O contato com Paraisópolis aconteceu sem querer. Quando comecei a procurar por mão de obra, uma amiga me indicou uma oficina, porque os caras tinham maquinários ótimos. Fui procurá-lo e o lugar era gigante! Mas, incrivelmente, eles não deram conta. Fiquei desesperada. Foi quando uma pessoa que trabalhava lá me ligou, dizendo que estava disposta a trabalhar para mim. Nós nos encontramos e fechamos essa parceria para desenvolver minhas peças. O Neto é um senhor que mora há 40 anos na comunidade e é uma figura de liderança. Tem uma família enorme, seis filhos... É muito respeitado. Isso foi maravilhoso para o conceito da marca, que fluiu de forma orgânica. Mesmo precisando às vezes de mais produção, eu prezo pela parceria com o Neto. Fiz questão de permanecer com ele. Isso que faz parte da cadeia que a gente criou, incluindo a oficina que construímos na casa dele.
Toda a mão de obra é da comunidade de Paraisópolis, não tenho vínculo nenhum com ONG. É uma oficina independente, que produz mais de 70% dos meus produtos. Uma família que está comigo desde o começo. Trabalhar com a borracha não é fácil, exige muito das máquinas. Elas quebram, a manutenção é cara. Eu e minha equipe damos muita importância para o acabamento das peças, porque o material já é reutilizado e rústico.

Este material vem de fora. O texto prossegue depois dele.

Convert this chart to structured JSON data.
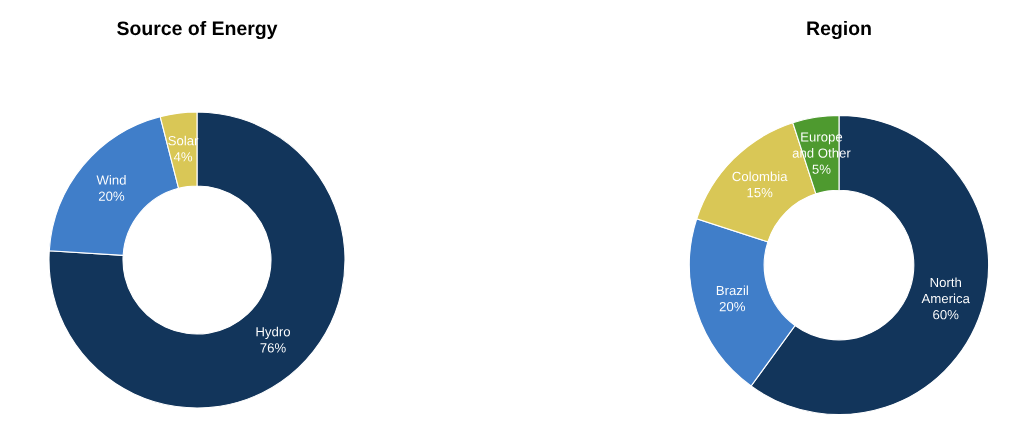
{
  "chart_data": [
    {
      "type": "donut",
      "title": "Source of Energy",
      "categories": [
        "Hydro",
        "Wind",
        "Solar"
      ],
      "values": [
        76,
        20,
        4
      ],
      "value_labels": [
        "76%",
        "20%",
        "4%"
      ],
      "colors": [
        "#12355b",
        "#407ec9",
        "#d9c756"
      ],
      "legend": false
    },
    {
      "type": "donut",
      "title": "Region",
      "categories": [
        "North\nAmerica",
        "Brazil",
        "Colombia",
        "Europe\nand Other"
      ],
      "values": [
        60,
        20,
        15,
        5
      ],
      "value_labels": [
        "60%",
        "20%",
        "15%",
        "5%"
      ],
      "colors": [
        "#12355b",
        "#407ec9",
        "#d9c756",
        "#4e9a2f"
      ],
      "legend": false
    }
  ]
}
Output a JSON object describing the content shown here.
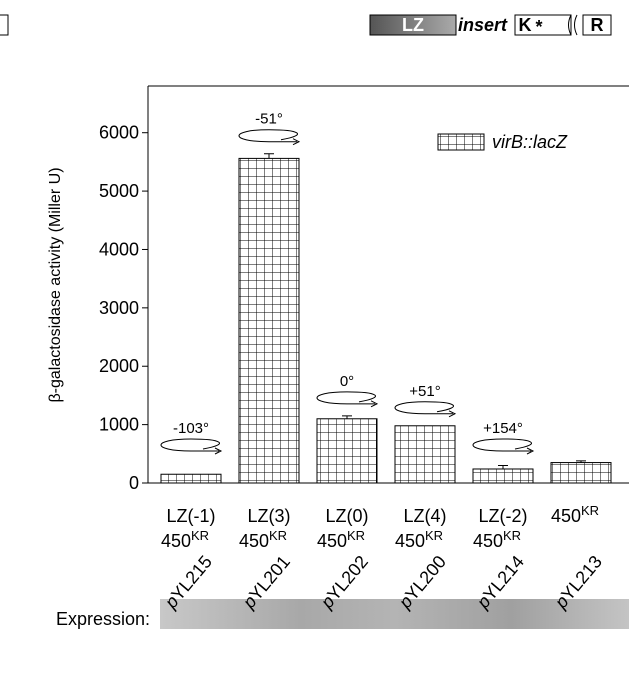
{
  "diagram": {
    "lz": "LZ",
    "insert": "insert",
    "k": "K",
    "stop": "*",
    "r": "R"
  },
  "chart_data": {
    "type": "bar",
    "ylabel": "β-galactosidase activity (Miller U)",
    "categories": [
      "LZ(-1)",
      "LZ(3)",
      "LZ(0)",
      "LZ(4)",
      "LZ(-2)",
      null
    ],
    "backbone": [
      "450",
      "450",
      "450",
      "450",
      "450",
      "450"
    ],
    "backbone_sup": [
      "KR",
      "KR",
      "KR",
      "KR",
      "KR",
      "KR"
    ],
    "plasmid_prefix": "p",
    "plasmids": [
      "YL215",
      "YL201",
      "YL202",
      "YL200",
      "YL214",
      "YL213"
    ],
    "angles": [
      "-103°",
      "-51°",
      "0°",
      "+51°",
      "+154°",
      null
    ],
    "series": [
      {
        "name": "virB::lacZ",
        "color": "#000000",
        "values": [
          150,
          5560,
          1100,
          980,
          240,
          350
        ],
        "errors": [
          0,
          80,
          50,
          0,
          60,
          30
        ]
      }
    ],
    "ylim": [
      0,
      6800
    ],
    "yticks": [
      0,
      1000,
      2000,
      3000,
      4000,
      5000,
      6000
    ],
    "legend": "upper right",
    "expression_label": "Expression:"
  }
}
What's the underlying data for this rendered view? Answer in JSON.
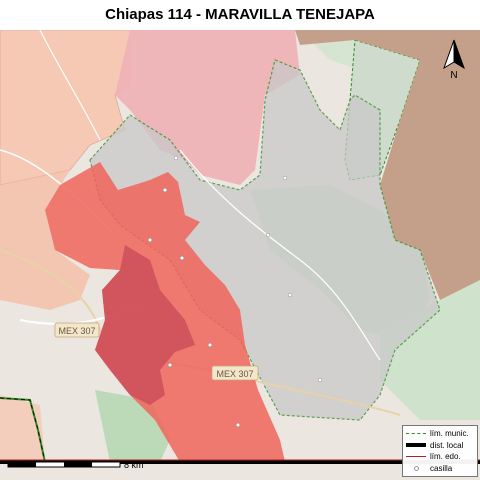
{
  "title": "Chiapas 114 - MARAVILLA TENEJAPA",
  "north_label": "N",
  "road_labels": [
    "MEX 307",
    "MEX 307"
  ],
  "scale_label": "8 km",
  "legend": {
    "items": [
      {
        "label": "lím. munic.",
        "symbol": "munic"
      },
      {
        "label": "dist. local",
        "symbol": "dist"
      },
      {
        "label": "lím. edo.",
        "symbol": "edo"
      },
      {
        "label": "casilla",
        "symbol": "casilla"
      }
    ]
  },
  "colors": {
    "highlight": "#f0645a",
    "highlight_dark": "#d24a52",
    "district_gray": "#c9c9c9",
    "neighbor_pink": "#f2b6b6",
    "neighbor_salmon": "#f6c0a8",
    "neighbor_brown": "#c4a08a",
    "forest_green": "#c2dcc0",
    "municipal_line": "#2e8b22"
  }
}
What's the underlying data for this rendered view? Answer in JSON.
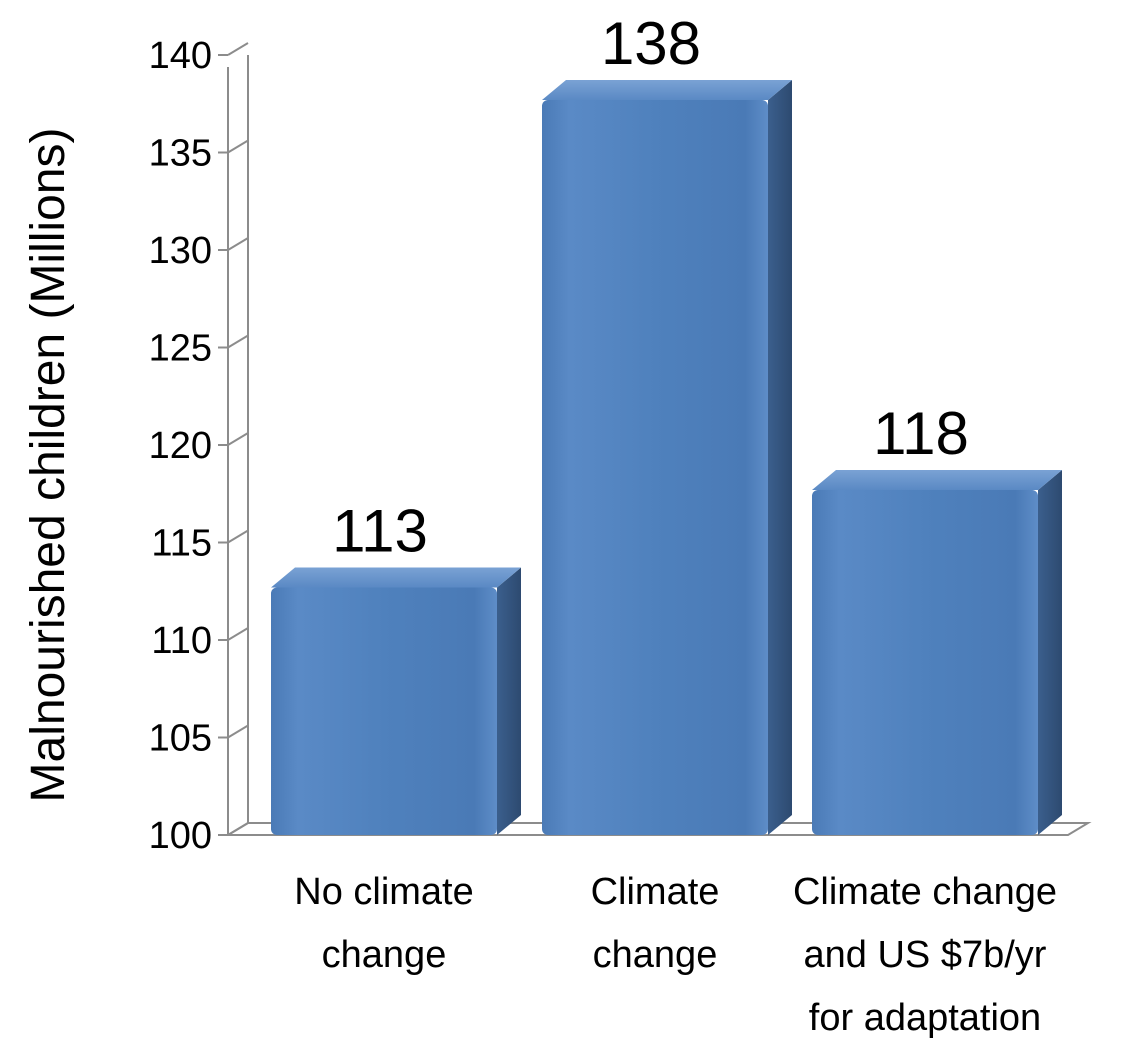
{
  "chart_data": {
    "type": "bar",
    "title": "",
    "xlabel": "",
    "ylabel": "Malnourished children (Millions)",
    "ylim": [
      100,
      140
    ],
    "yticks": [
      100,
      105,
      110,
      115,
      120,
      125,
      130,
      135,
      140
    ],
    "grid": false,
    "legend": "none",
    "categories": [
      [
        "No climate",
        "change"
      ],
      [
        "Climate",
        "change"
      ],
      [
        "Climate change",
        "and US $7b/yr",
        "for adaptation"
      ]
    ],
    "values": [
      113,
      138,
      118
    ],
    "data_labels": [
      "113",
      "138",
      "118"
    ],
    "bar_style": "3d",
    "colors": {
      "bar_front": "#4f81bd",
      "bar_side": "#34557f",
      "bar_top": "#6f97cc",
      "axis": "#8c8c8c"
    }
  }
}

O que isso significa para mim hoje? Ah, eu fui criada com o contato na natureza, meu pai não é botânico de formação, mas é autodidata no assunto. Considero, inclusive, que ele é mais biólogo do que eu. Eu sempre tive esse contato e incentivo para olhar e dar importância para a sustentabilidade. Eu devo muito isso a ele.
Fui crescendo e meu interesse sempre foi juntar moda e biologia. Hoje me sinto realizada. Não me enquadro nas exigências de moda, que precisa pertencer a certas condições. Não me identifico com isso. Me importar com a sustentabilidade me preencheu, porque de alguma forma eu estou contribuindo. Não tenho a prepotência de imaginar que minhas peças vão trazer mais consciência para todo o mundo, mas espero que alcance meus filhos e as pessoas que trabalham comigo. O que acredito já ser algo positivo.
O contato com esse tema mudou meu estilo de vida. Em 1999, quando me formei em Biologia, esse tema existia para mim na minha bolha, mas era muito distante das pessoas comuns. Era um assunto que eu tratava com quem se importava. Hoje não é assim. Uma hora as pessoas começaram a olhar para isso. Não na parte de consumir, o que ainda é ruim. Principalmente pelo fato de que algumas pessoas usam a sustentabilidade de forma banal para tentar vender produtos com apelação.
Hoje, a venda dos produtos da Recman para mim é uma consequência. Coloquei minha formação e minha vida nesse trabalho. Espero uma recompensa e um retorno financeiro, claro, porque é como eu me mantenho. Além disso, minha intenção é levar consciência pelo menos para uma parcela do mundo e para aqueles em que eu acredito. Existe algo maior que funciona a partir das pequenas coisas. Consumir algo que tem toda essa história já é uma mudança positiva. Minha intenção genuína é ter empatia."